Y allí se quedó, sentado a su lado sin soltarle la mano durante toda la noche. Esa madrugada pasó lenta, como quién lee un libro despacio, convirtiendo ese pequeño rincón de invierno en un relato eterno.
Sobre las ocho y media de la mañana, en la penumbra de la habitación un pequeño rayo de sol despertó a Raúl. Sólo se oía el ruido de la máquina a la que estaba conectada. El pecho de Bea subía y bajaba lentamente. Seguía viva. Raúl sintió alivio, pero sabía que estaba inmerso en un mosaico de esperanza y temor.
Por la tarde, los ojos azules de Bea se abrieron descubriendo un instante de vida. Buscaba la mirada de Raúl, la persona que había estado todos esos días a su lado. Le miró con lágrimas contenidas. Su mirada estaba llena de gratitud y de amor. Esbozó una pequeña sonrisa.

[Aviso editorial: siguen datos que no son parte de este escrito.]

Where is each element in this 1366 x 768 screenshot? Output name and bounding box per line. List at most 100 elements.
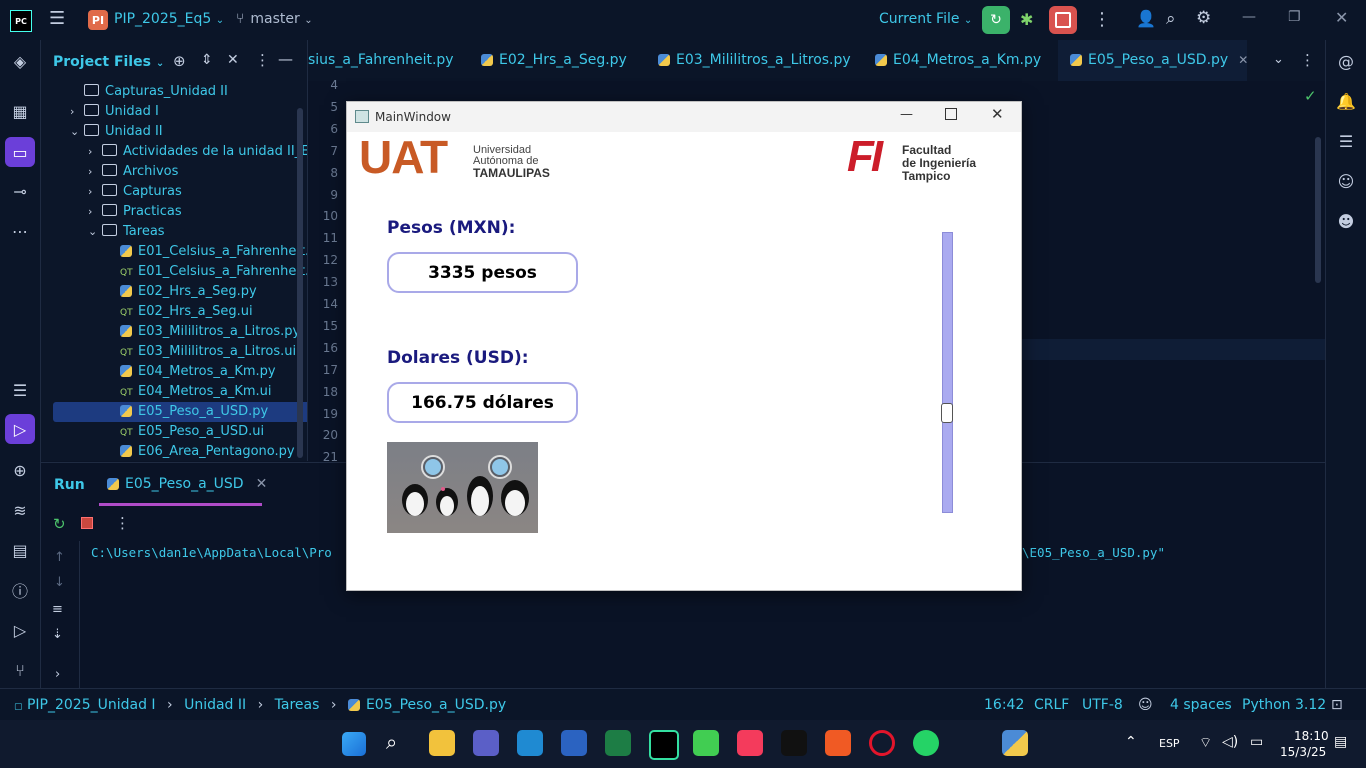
database-icon[interactable]: ☰	[1335, 130, 1357, 152]
close-tab-icon[interactable]: ✕	[1238, 53, 1248, 67]
tab-options-icon[interactable]: ⋮	[1300, 51, 1315, 69]
soft-wrap-icon[interactable]: ≡	[52, 602, 63, 617]
wifi-icon[interactable]: ⌔	[1199, 734, 1212, 752]
chevron-right-icon[interactable]: ›	[88, 162, 102, 182]
project-badge[interactable]: PI	[88, 10, 108, 30]
hide-panel-icon[interactable]: —	[278, 50, 293, 68]
main-menu-icon[interactable]: ☰	[49, 10, 67, 29]
tree-item[interactable]: E05_Peso_a_USD.py	[53, 402, 307, 422]
qt-designer-icon[interactable]	[693, 730, 719, 756]
run-options-icon[interactable]: ⋮	[115, 514, 130, 532]
file-encoding[interactable]: UTF-8	[1082, 697, 1123, 713]
word-icon[interactable]	[561, 730, 587, 756]
git-icon[interactable]: ⑂	[9, 659, 31, 681]
locate-icon[interactable]: ⊕	[173, 52, 186, 70]
appletv-icon[interactable]	[781, 730, 807, 756]
project-selector[interactable]: PIP_2025_Eq5 ⌄	[114, 11, 224, 27]
clock-time[interactable]: 18:10	[1294, 729, 1329, 743]
search-taskbar-icon[interactable]: ⌕	[386, 730, 412, 756]
maximize-button[interactable]: ❐	[1288, 9, 1301, 25]
run-config-selector[interactable]: Current File ⌄	[879, 11, 972, 27]
copilot-chat-icon[interactable]: ☻	[1335, 210, 1357, 232]
breadcrumb-item-file[interactable]: E05_Peso_a_USD.py	[366, 697, 506, 713]
editor-tab[interactable]: E05_Peso_a_USD.py ✕	[1070, 52, 1248, 68]
tree-item[interactable]: QT E04_Metros_a_Km.ui	[41, 382, 272, 402]
python-packages-icon[interactable]: ⊕	[9, 459, 31, 481]
tree-item[interactable]: ⌄ Unidad II	[41, 122, 163, 142]
mw-close-button[interactable]: ✕	[991, 105, 1004, 123]
battery-icon[interactable]: ▭	[1250, 734, 1263, 750]
project-folder-icon[interactable]: ▭	[5, 137, 35, 167]
mw-minimize-button[interactable]: —	[900, 107, 913, 122]
breadcrumb-item-tareas[interactable]: Tareas	[275, 697, 320, 713]
vscode-icon[interactable]	[517, 730, 543, 756]
cursor-position[interactable]: 16:42	[984, 697, 1024, 713]
expand-panel-icon[interactable]: ›	[55, 667, 60, 682]
tree-item[interactable]: QT E02_Hrs_a_Seg.ui	[41, 302, 253, 322]
editor-tab[interactable]: E02_Hrs_a_Seg.py	[481, 52, 627, 68]
expand-all-icon[interactable]: ⇕	[201, 52, 213, 68]
windows-start-icon[interactable]	[342, 732, 366, 756]
tree-item[interactable]: E02_Hrs_a_Seg.py	[41, 282, 257, 302]
editor-tab[interactable]: E04_Metros_a_Km.py	[875, 52, 1041, 68]
tree-item[interactable]: QT E01_Celsius_a_Fahrenheit.u	[41, 262, 307, 282]
tree-item[interactable]: E04_Metros_a_Km.py	[41, 362, 276, 382]
pycharm-taskbar-icon[interactable]	[649, 730, 679, 760]
line-ending[interactable]: CRLF	[1034, 697, 1069, 713]
tree-item[interactable]: QT E03_Mililitros_a_Litros.ui	[41, 342, 296, 362]
close-button[interactable]: ✕	[1335, 8, 1348, 27]
excel-icon[interactable]	[605, 730, 631, 756]
project-panel-header[interactable]: Project Files ⌄	[53, 54, 164, 70]
editor-scrollbar[interactable]	[1315, 137, 1321, 283]
debug-icon[interactable]: ✱	[1020, 10, 1033, 29]
tree-item[interactable]: › Practicas	[41, 202, 182, 222]
tab-list-chevron-icon[interactable]: ⌄	[1273, 52, 1284, 67]
tree-item[interactable]: › Archivos	[41, 162, 178, 182]
layers-icon[interactable]: ≋	[9, 499, 31, 521]
tree-item[interactable]: E03_Mililitros_a_Litros.py	[41, 322, 300, 342]
file-explorer-icon[interactable]	[429, 730, 455, 756]
tree-item[interactable]: › Unidad I	[41, 102, 159, 122]
tree-item[interactable]: › Actividades de la unidad II_Equ	[41, 142, 307, 162]
mw-maximize-button[interactable]	[945, 108, 957, 120]
chevron-right-icon[interactable]: ›	[88, 142, 102, 162]
slider-handle[interactable]	[941, 403, 953, 423]
music-icon[interactable]	[737, 730, 763, 756]
more-tools-icon[interactable]: ⋯	[9, 220, 31, 242]
indent-setting[interactable]: 4 spaces	[1170, 697, 1232, 713]
notifications-bell-icon[interactable]: 🔔	[1335, 90, 1357, 112]
ai-chat-icon[interactable]: @	[1335, 50, 1357, 72]
python-app-icon[interactable]	[1002, 730, 1028, 756]
tree-item[interactable]: › Capturas	[41, 182, 182, 202]
branch-selector[interactable]: ⑂ master ⌄	[236, 11, 313, 27]
tree-item[interactable]: QT E05_Peso_a_USD.ui	[41, 422, 264, 442]
rerun-icon[interactable]: ↻	[53, 515, 66, 533]
scroll-up-icon[interactable]: ↑	[54, 550, 65, 565]
terminal-icon[interactable]: ▤	[9, 539, 31, 561]
scroll-to-end-icon[interactable]: ⇣	[52, 627, 63, 642]
lock-icon[interactable]: ⊡	[1331, 697, 1343, 713]
copilot-status-icon[interactable]: ☺	[1138, 697, 1153, 713]
ai-assistant-icon[interactable]: ◈	[9, 50, 31, 72]
chevron-right-icon[interactable]: ›	[88, 202, 102, 222]
teams-icon[interactable]	[473, 730, 499, 756]
commit-icon[interactable]: ⊸	[9, 180, 31, 202]
scroll-down-icon[interactable]: ↓	[54, 575, 65, 590]
whatsapp-icon[interactable]	[913, 730, 939, 756]
add-user-icon[interactable]: 👤	[1136, 9, 1156, 28]
rerun-button[interactable]: ↻	[982, 6, 1010, 34]
mainwindow-titlebar[interactable]: MainWindow — ✕	[347, 102, 1021, 132]
chevron-down-icon[interactable]: ⌄	[70, 122, 84, 142]
run-tab[interactable]: E05_Peso_a_USD ✕	[107, 476, 267, 492]
chevron-right-icon[interactable]: ›	[70, 102, 84, 122]
minimize-button[interactable]: —	[1242, 9, 1256, 25]
search-icon[interactable]: ⌕	[1166, 9, 1176, 29]
input-language[interactable]: ESP	[1159, 737, 1180, 750]
editor-tab[interactable]: sius_a_Fahrenheit.py	[308, 52, 454, 68]
show-hidden-icons[interactable]: ⌃	[1125, 734, 1137, 750]
stop-run-icon[interactable]	[81, 517, 93, 529]
collapse-all-icon[interactable]: ✕	[227, 52, 239, 68]
chevron-right-icon[interactable]: ›	[88, 182, 102, 202]
options-icon[interactable]: ⋮	[255, 51, 270, 69]
tree-item[interactable]: Capturas_Unidad II	[41, 82, 228, 102]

Las miradas se cruzaron en lo que fue un minúsculo reflejo de vida.
Bea le apretó la mano, con su último resquicio de fuerza, generando un abrazo largo. Ese abrazo que nunca se pudieron dar.
Poco a poco, el cielo se tornó gris haciendo desaparecer el último rayo de sol. Los pájaros cesaron en su canto. De forma pausada, el mundo se empezó a detener.

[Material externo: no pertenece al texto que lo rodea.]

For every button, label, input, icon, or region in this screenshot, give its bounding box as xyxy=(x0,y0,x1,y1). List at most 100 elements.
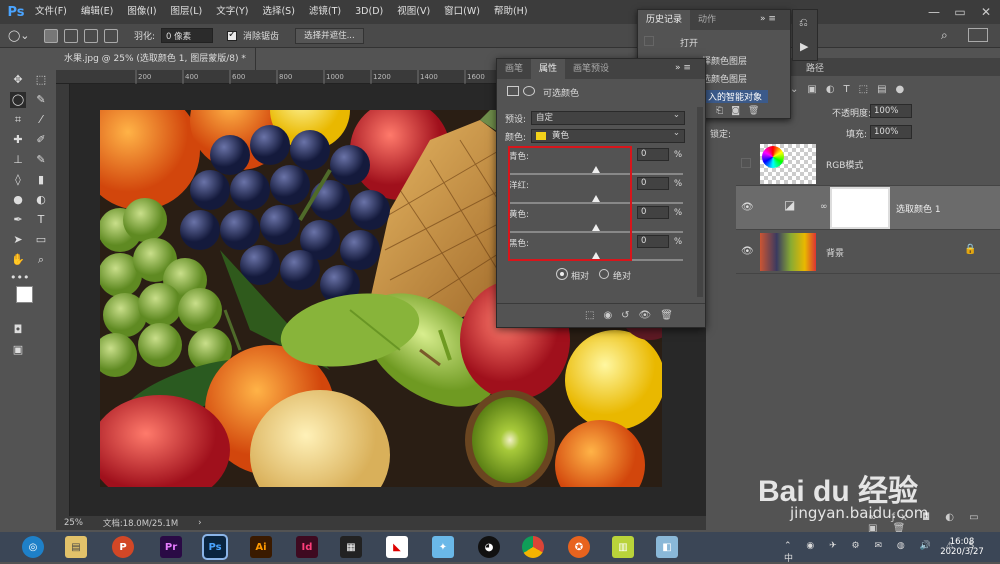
menu-type[interactable]: 文字(Y) xyxy=(209,0,255,24)
gradient-tool-icon[interactable]: ▮ xyxy=(33,172,49,188)
link-icon[interactable]: ∞ xyxy=(820,202,828,212)
menu-window[interactable]: 窗口(W) xyxy=(437,0,487,24)
new-selection-icon[interactable] xyxy=(44,28,58,43)
brush-tool-icon[interactable]: ✐ xyxy=(33,132,49,148)
zoom-tool-icon[interactable]: ⌕ xyxy=(33,252,49,268)
zoom-level[interactable]: 25% xyxy=(64,518,83,528)
properties-footer-icons[interactable]: ⬚◉↺👁🗑 xyxy=(585,310,682,321)
menu-file[interactable]: 文件(F) xyxy=(28,0,74,24)
hand-tool-icon[interactable]: ✋ xyxy=(10,252,26,268)
quick-select-tool-icon[interactable]: ✎ xyxy=(33,92,49,108)
fox-app-icon[interactable]: ✪ xyxy=(568,536,590,558)
layer-name[interactable]: 选取颜色 1 xyxy=(896,202,941,215)
layer-filter-icons[interactable]: ⌄▣◐T⬚▤● xyxy=(790,84,913,95)
history-icon[interactable]: ⎌ xyxy=(799,16,808,30)
file-explorer-icon[interactable]: ▤ xyxy=(65,536,87,558)
clock[interactable]: 16:08 2020/3/27 xyxy=(940,537,984,557)
tab-actions[interactable]: 动作 xyxy=(690,10,724,30)
eyedropper-tool-icon[interactable]: ⁄ xyxy=(33,112,49,128)
browser-icon[interactable]: ◎ xyxy=(22,536,44,558)
history-item[interactable]: 择颜色图层 xyxy=(702,54,747,67)
menu-view[interactable]: 视图(V) xyxy=(390,0,437,24)
healing-tool-icon[interactable]: ✚ xyxy=(10,132,26,148)
antialias-checkbox[interactable] xyxy=(227,29,238,41)
paths-tab[interactable]: 路径 xyxy=(806,61,824,74)
stamp-tool-icon[interactable]: ⊥ xyxy=(10,152,26,168)
menu-select[interactable]: 选择(S) xyxy=(255,0,301,24)
tab-history[interactable]: 历史记录 xyxy=(638,10,691,30)
more-tools-icon[interactable]: ••• xyxy=(10,270,29,286)
video-editor-icon[interactable]: ▦ xyxy=(340,536,362,558)
fill-input[interactable]: 100% xyxy=(870,125,912,139)
dodge-tool-icon[interactable]: ◐ xyxy=(33,192,49,208)
path-select-icon[interactable]: ➤ xyxy=(10,232,26,248)
chrome-icon[interactable] xyxy=(522,536,544,558)
menu-3d[interactable]: 3D(D) xyxy=(348,0,390,24)
history-footer-icons[interactable]: ⎗◙🗑 xyxy=(716,106,767,116)
app-icon[interactable]: ◣ xyxy=(386,536,408,558)
notes-app-icon[interactable]: ▥ xyxy=(612,536,634,558)
premiere-icon[interactable]: Pr xyxy=(160,536,182,558)
rectangle-tool-icon[interactable]: ▭ xyxy=(33,232,49,248)
yellow-value[interactable]: 0 xyxy=(637,206,669,219)
close-icon[interactable]: ✕ xyxy=(973,0,999,24)
minimize-icon[interactable]: — xyxy=(921,0,947,24)
crop-tool-icon[interactable]: ⌗ xyxy=(10,112,26,128)
select-and-mask-button[interactable]: 选择并遮住... xyxy=(295,27,364,44)
bird-app-icon[interactable]: ✦ xyxy=(432,536,454,558)
type-tool-icon[interactable]: T xyxy=(33,212,49,228)
properties-scrollbar[interactable] xyxy=(697,107,703,297)
history-item-selected[interactable]: 入的智能对象 xyxy=(702,90,769,103)
magenta-value[interactable]: 0 xyxy=(637,177,669,190)
layer-name[interactable]: 背景 xyxy=(826,246,844,259)
search-icon[interactable]: ⌕ xyxy=(941,28,948,43)
illustrator-icon[interactable]: Ai xyxy=(250,536,272,558)
powerpoint-icon[interactable]: P xyxy=(112,536,134,558)
eye-icon[interactable]: 👁 xyxy=(741,202,755,214)
eye-icon[interactable]: 👁 xyxy=(741,246,755,258)
play-icon[interactable]: ▶ xyxy=(800,40,808,53)
document-info[interactable]: 文档:18.0M/25.1M xyxy=(103,517,178,529)
qq-icon[interactable]: ◕ xyxy=(478,536,500,558)
layer-row-selected[interactable]: 👁 ◪ ∞ 选取颜色 1 xyxy=(736,186,1000,230)
cyan-value[interactable]: 0 xyxy=(637,148,669,161)
panel-menu-icon[interactable]: » ≡ xyxy=(760,14,776,24)
lasso-preset-icon[interactable]: ◯⌄ xyxy=(8,29,38,42)
visibility-toggle[interactable] xyxy=(741,158,751,168)
photoshop-taskbar-icon[interactable]: Ps xyxy=(202,534,228,560)
marquee-tool-icon[interactable]: ⬚ xyxy=(33,72,49,88)
feather-input[interactable]: 0 像素 xyxy=(161,28,214,43)
menu-help[interactable]: 帮助(H) xyxy=(487,0,535,24)
move-tool-icon[interactable]: ✥ xyxy=(10,72,26,88)
opacity-input[interactable]: 100% xyxy=(870,104,912,118)
layer-name[interactable]: RGB模式 xyxy=(826,158,863,171)
black-value[interactable]: 0 xyxy=(637,235,669,248)
pen-tool-icon[interactable]: ✒ xyxy=(10,212,26,228)
eraser-tool-icon[interactable]: ◊ xyxy=(10,172,26,188)
relative-radio[interactable] xyxy=(556,268,568,280)
menu-filter[interactable]: 滤镜(T) xyxy=(302,0,348,24)
menu-layer[interactable]: 图层(L) xyxy=(164,0,210,24)
layer-mask-thumbnail[interactable] xyxy=(830,187,890,229)
menu-image[interactable]: 图像(I) xyxy=(120,0,163,24)
absolute-radio[interactable] xyxy=(599,269,609,279)
subtract-selection-icon[interactable] xyxy=(84,28,98,43)
workspace-icon[interactable] xyxy=(968,28,988,42)
screen-mode-icon[interactable]: ▣ xyxy=(10,342,26,358)
history-item[interactable]: 打开 xyxy=(638,34,788,50)
folder-app-icon[interactable]: ◧ xyxy=(656,536,678,558)
document-tab[interactable]: 水果.jpg @ 25% (选取颜色 1, 图层蒙版/8) * xyxy=(56,48,256,70)
intersect-selection-icon[interactable] xyxy=(104,28,118,43)
layer-row[interactable]: 👁 背景 🔒 xyxy=(736,230,1000,274)
status-arrow-icon[interactable]: › xyxy=(198,518,201,528)
menu-edit[interactable]: 编辑(E) xyxy=(74,0,120,24)
quick-mask-icon[interactable]: ◘ xyxy=(10,322,26,338)
history-brush-icon[interactable]: ✎ xyxy=(33,152,49,168)
add-selection-icon[interactable] xyxy=(64,28,78,43)
history-item[interactable]: 选颜色图层 xyxy=(702,72,747,85)
layer-row[interactable]: RGB模式 xyxy=(736,142,1000,186)
blur-tool-icon[interactable]: ● xyxy=(10,192,26,208)
foreground-color-swatch[interactable] xyxy=(16,286,33,303)
restore-icon[interactable]: ▭ xyxy=(947,0,973,24)
indesign-icon[interactable]: Id xyxy=(296,536,318,558)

Los ojos de Bea se cerraron lentamente. Sentía mucho dolor. Ese dolor ya era demasiado grande como para soportarlo durante más tiempo.
Los latidos empezaron a espaciarse. La vida se iba desvaneciendo.
Su respiración se convirtió en un pequeño murmullo. El último latido fue un mimo tenue. Su último susurro. Su susurro final.
La línea curva de la máquina se tornó recta emitiendo un suave sonido continuado. Se había ido el dolor. Ya no había sufrimiento.
El sonido y la luz del monitor cesaron a la vez. Ya no existía conexión con la vida.
En la habitación penetró un silencio roto brotando una calma inalterable. Se respiraba paz.
Bea se había ido, tranquila y serena, con una sonrisa dulce en su cara con la que trasladó un adiós. Un adiós que no se había dicho en voz alta.
La luz blanca se apagó para siempre.